El tren traqueteaba sobre la tierra vaporosa. La lluvia caía sin parar. Un ferroviario entró presurosamente en el sucio vagón de asientos tapizados y vació un cubo de carbón en la gran estufa del fondo. Una risa aguda y tonta sacudió a un grupo de patanes tumbados sobre dos asientos vueltos al revés. La campana tocó lúgubremente dominando los crujidos de las ruedas. Hubo una espera tediosa e interminable en una bifurcación próxima a los montes bajos. Después, el tren avanzó de nuevo sobre la tierra vasta y ondulada.
Llegó el crepúsculo. La enorme masa de los montes surgía entre brumas. Lucecitas humeantes brotaban de chozas en las laderas. El tren se arrastraba soñoliento entre altos bastidores que esparcían fantásticos chorritos de agua. Muy arriba, y muy abajo, cabañas de juguete, empenachadas de humo, se adherían a las riberas, a las quebradas y a las faldas de las montañas. El tren serpenteaba lentamente, cuesta arriba, por hendiduras en la roja tierra. Al hacerse de noche, Oliver se apeó en la pequeña población de Old Stockade, donde terminaba la vía del ferrocarril. La última gran muralla de los montes se erguía rígida ante él. Al abandonar la triste y pequeña estación y contemplar las luces grasientas de un almacén pueblerino, Oliver tuvo la impresión de que se arrastraba, como una bestia grande, hacia el círculo de aquellos enormes montes, para morir.

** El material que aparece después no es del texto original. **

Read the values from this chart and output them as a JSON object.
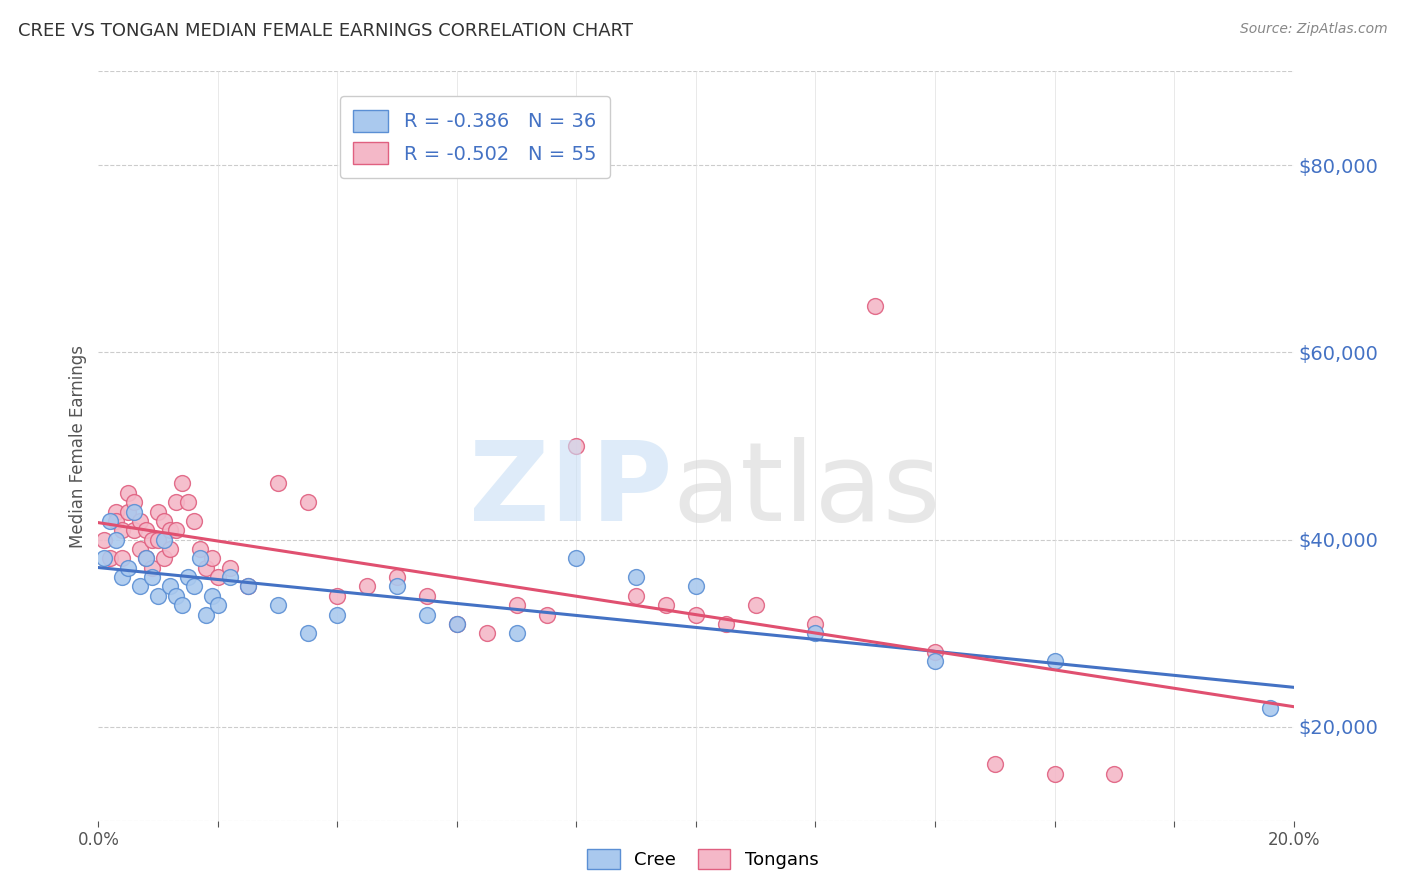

A la mañana siguiente continuó su viaje en diligencia. Su destino era la pequeña población de Altamont, a veinticuatro millas más allá de la gran barrera de montes exterior. Al subir fatigosa y lentamente los caballos por la carretera de montaña, Oliver se animó un poco. Era un día gris dorado de finales de octubre, brillante y ventoso. El aire montañés era luminoso y cortante. La cordillera se elevaba ante él, próxima, inmensa, limpia y desnuda. Los árboles crecían flacos y rígidos; casi no tenían hojas. El cielo estaba poblado de jirones de nubes blancas arrastrados por el viento; una espesa capa de niebla envolvía la muralla de un monte.
Debajo de él, un torrente de montaña fluía espumoso sobre su lecho de rocas, y distinguió unas manchitas que eran hombres que tendían la vía férrea que llevaría a Altamont, serpenteando entre los montes. Entonces, el sudoroso atelaje llegó a lo alto del puerto y, entre altísimas y majestuosas cimas que se perdían en una niebla purpúrea, inició el lento descenso hacia la altiplanicie donde había sido construida la villa de Altamont.
En la obsesionante eternidad de estas montañas, inmersa en su enorme copa, encontró una población de cuatro mil almas, desperdigadas en cien montículos y depresiones.
Era una tierra nueva. Su corazón se animó.